Estimation of histopathological types from breast MRI findings using a large language model.
Authors
Affiliations (4)
Affiliations (4)
- Division of Diagnostic Imaging and Nuclear Medicine, Department of Radiology, Tokyo Women's Medical University, 8-1, Kawada-cho, Shinjuku-ku, Tokyo, 162-8666, Japan. [email protected].
- Division of Diagnostic Imaging and Nuclear Medicine, Department of Radiology, Tokyo Women's Medical University, 8-1, Kawada-cho, Shinjuku-ku, Tokyo, 162-8666, Japan.
- Division of Breast Surgery, Department of Surgery, Tokyo Women's Medical University, Tokyo, Japan.

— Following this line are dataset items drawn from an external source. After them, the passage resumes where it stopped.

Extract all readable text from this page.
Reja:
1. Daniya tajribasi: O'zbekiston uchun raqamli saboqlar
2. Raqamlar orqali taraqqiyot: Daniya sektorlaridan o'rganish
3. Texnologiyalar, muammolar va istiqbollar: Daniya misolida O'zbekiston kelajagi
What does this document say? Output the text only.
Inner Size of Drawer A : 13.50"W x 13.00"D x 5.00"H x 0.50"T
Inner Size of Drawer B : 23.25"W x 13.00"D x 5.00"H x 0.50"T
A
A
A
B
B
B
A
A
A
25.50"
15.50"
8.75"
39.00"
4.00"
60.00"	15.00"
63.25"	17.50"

- Department of Surgical Pathology, Tokyo Women's Medical University, Tokyo, Japan.
Abstract
Large language models (LLMs) may hold the potential to infer pathological diagnoses from imaging findings such as computed tomography or magnetic resonance imaging (MRI). This retrospective study investigates whether an LLM can accurately predict histopathological types of breast lesions based on descriptive findings in contrast-enhanced breast MRI reports written in natural language. We retrospectively analyzed findings from diagnostic imaging reports of consecutive cases of contrast-enhanced breast MRI performed between January and December 2024. Textual descriptions of imaging findings were entered into an LLM (OpenAI o3), and its predictions of histopathological types were compared with the actual pathological diagnoses. A total of 186 lesions from 180 patients were classified into 10 histopathological types, including lesions with combinations of these types. The LLM o3 generated predictions for eight of these types. For the most prevalent type, invasive ductal carcinoma (123 lesions), the model achieved 83.7% sensitivity, 60.8% specificity, a positive predictive value (PPV) of 76.9%, and a negative predictive value (NPV) of 70.6%. For the second-most frequent type, ductal carcinoma in situ (38 lesions), the model achieved 57.9% sensitivity, 89.6% specificity, PPV of 56.4%, and NPV of 90.2%. The latest LLM accurately inferred invasive ductal carcinoma with typical breast MRI findings, supporting the hypothesis that LLMs can predict histopathological types based on imaging descriptions.